An airship named The Sadness of Things arrived to carry Grike to a place they called Forward Command. He stood at Dr. Zero’s side in the observation gondola as they flew west over high snow-clad mountains, then the plains of the Eastern Hunting Ground, which were Green Storm territory now, with here and there the wreck of a destroyed Traction City rusting in the grass.
“This land was all captured in the first weeks of the war, nearly fourteen years ago’’ said Dr. Zero, still keen to educate her patient. “At first the barbarians were taken completely by surprise when our air fleets came sweeping down on them out of the mountains. We drove west, herding terrified cities ahead of us, smashing any that dared turn and fight. But slowly the cities started to group together and defend themselves. A union of German-speaking industrials called the Traktionstadtsgesellschaft stopped our advance westward and pushed us back to the Rustwater Marshes, and a rabble of Slavic Traction Towns attacked our settlements in Khamchatka and the Altai Shan.

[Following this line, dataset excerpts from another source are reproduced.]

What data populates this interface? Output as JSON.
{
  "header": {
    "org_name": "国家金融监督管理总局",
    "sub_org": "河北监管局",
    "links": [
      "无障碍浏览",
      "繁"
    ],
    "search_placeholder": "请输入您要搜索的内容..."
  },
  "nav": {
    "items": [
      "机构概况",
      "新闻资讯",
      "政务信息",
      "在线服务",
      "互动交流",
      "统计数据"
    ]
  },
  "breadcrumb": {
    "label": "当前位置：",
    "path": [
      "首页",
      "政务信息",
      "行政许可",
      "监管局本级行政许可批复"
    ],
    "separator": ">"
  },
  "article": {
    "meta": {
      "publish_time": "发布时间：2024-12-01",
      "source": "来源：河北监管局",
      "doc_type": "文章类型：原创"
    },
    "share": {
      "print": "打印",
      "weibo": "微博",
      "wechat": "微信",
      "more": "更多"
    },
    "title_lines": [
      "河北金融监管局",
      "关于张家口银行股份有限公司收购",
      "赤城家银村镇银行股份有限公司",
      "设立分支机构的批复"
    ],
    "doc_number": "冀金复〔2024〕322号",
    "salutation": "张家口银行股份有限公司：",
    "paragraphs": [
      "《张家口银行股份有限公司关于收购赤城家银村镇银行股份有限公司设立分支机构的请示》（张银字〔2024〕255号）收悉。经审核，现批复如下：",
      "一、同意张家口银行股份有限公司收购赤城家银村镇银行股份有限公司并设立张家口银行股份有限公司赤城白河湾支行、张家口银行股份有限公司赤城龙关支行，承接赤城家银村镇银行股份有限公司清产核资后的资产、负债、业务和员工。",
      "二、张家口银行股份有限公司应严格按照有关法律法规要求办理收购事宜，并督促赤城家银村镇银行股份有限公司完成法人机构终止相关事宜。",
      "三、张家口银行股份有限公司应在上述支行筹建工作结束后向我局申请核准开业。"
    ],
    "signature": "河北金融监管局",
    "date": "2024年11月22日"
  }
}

“There has been stalemate ever since. Sometimes we push west and destroy a few more cities; sometimes they push east and devour a few of our forts or farms.”
The landscape below was changing, pitted and scarred by recent fighting. Enormous shell craters shone like mirrors stitched into a blanket of mud. From this height, the vast track marks of the enemy’s fighting suburbs and the complicated entrenchments and fortifications of the Storm looked almost identical.
“They say we are making the world green again,” sighed Dr. Zero, “but all we are doing is turning it into mud…”
Forward Command turned out to be a captured city, a small four-tiered place standing motionless on the slopes of a hill at the northern end of the Rustwater Marshes. Its tracks lay curled on the mud around it. The wheels and lower tiers were scorched and ruined, but on the upper levels lights showed dimly in the deepening twilight. Warships came and went from makeshift air harbors, and flocks of birds wheeled above the wrecked rooftops. Grike was surprised at the intelligent way the flocks veered to avoid the airships, until The Sadness of Things passed close to one and he saw that they were not living birds but Stalkers, their eyes glowing with the same eerie green light as his, their beaks and talons replaced with blades. Below, on roadways bulldozed through the mud, more Stalkers marched, some man-shaped, others bulky, crablike, multilegged.